Lowell House pride has soared in recent years, and understandably so: Lowellians have a lot to be proud of.
For starters, its location as the central-most River house means everyone is your neighbor and anything or anyone is not far away. Everyone is quick to bring up the close proximity of final clubs, but their presence (which should not be bothersome because you shouldn’t be studying on the weekend anyway) is hardly ever a nuisance. The formidable toll of the bells is much louder and of a much less recognizable tune, but they are but yet another reason to be proud of Lowell House — baby got bells.

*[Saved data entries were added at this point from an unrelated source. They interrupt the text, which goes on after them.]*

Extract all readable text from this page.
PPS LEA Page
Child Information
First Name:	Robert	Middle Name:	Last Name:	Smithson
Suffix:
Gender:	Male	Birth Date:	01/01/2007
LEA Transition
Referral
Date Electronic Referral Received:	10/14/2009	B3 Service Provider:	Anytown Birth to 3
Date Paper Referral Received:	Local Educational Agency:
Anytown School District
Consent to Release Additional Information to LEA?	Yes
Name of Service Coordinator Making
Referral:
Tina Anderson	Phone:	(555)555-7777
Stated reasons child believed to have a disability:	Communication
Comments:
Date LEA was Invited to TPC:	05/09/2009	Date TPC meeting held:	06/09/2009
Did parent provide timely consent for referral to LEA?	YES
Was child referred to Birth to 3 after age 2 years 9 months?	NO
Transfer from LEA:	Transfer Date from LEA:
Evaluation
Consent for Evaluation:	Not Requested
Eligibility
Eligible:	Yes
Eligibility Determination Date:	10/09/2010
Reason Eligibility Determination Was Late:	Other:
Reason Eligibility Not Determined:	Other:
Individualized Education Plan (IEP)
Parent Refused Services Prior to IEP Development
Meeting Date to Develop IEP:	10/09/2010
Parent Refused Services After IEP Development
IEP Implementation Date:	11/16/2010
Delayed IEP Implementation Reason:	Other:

It is often correctly stated that Lowell is a tightly-knit community, though it is unclear if this prideful trait is only due to the close quarters in which everyone lives. But only first semester sophomores complain about having to traipse through innumerable bedrooms, common rooms, and passageways just to make it to their in-suite bathrooms. No, this does not change much with seniority: we just make the best of it in this 84-year-old not-soon-to-be-renovated architecturally award-winning abode.
Voyeurs of Lowell’s House Day videos of recent years will recognize the yellow walls of the dining hall, which is even more familiar to Lowellians, who often spend time working and chatting together there at all hours of the day and night, rendering Lowell not just a place to eat and sleep, but a place to spend time with friends, tutors, and house masters alike.
It is difficult to overestimate the amount Lowell Love for Harvard’s favorite housemasters, Diana Eck and Dorothy Austin. One needs not look further than “Get Lowell” and “Drunk in Lowell” to see the extent to which Thursday Tea, raucous fun, and house pride are as important to D&D as they are to every other Lowellian.
Some of Lowell’s most stately traditions are like a nostalgic trip through time. Take the events of late spring, for example, which include a May Day waltz on Weeks Bridge and the annual playing of the 1812 overture in the Big (as opposed to the Small) Courtyard. After Spring Break, a not-insignificant portion of the dining hall is transformed into the set for the Lowell House Opera, which may or may not be to the chagrin of everyone who wants a table to sit at during lunch or dinner.
Don’t let this balanced overview fool you, though: Lowellians and non-Lowellians alike will tell you that Lowell is one of the best houses, which is not so far from the truth (hint: we’re #1!). Like Harvard itself, that which makes Lowell truly great is a combination of diverse and uniquely talented students, tutors, staff, and administrators that all love the House equally. Prime location and beautiful architecture further seal the deal. After all, why compromise if you don’t have to?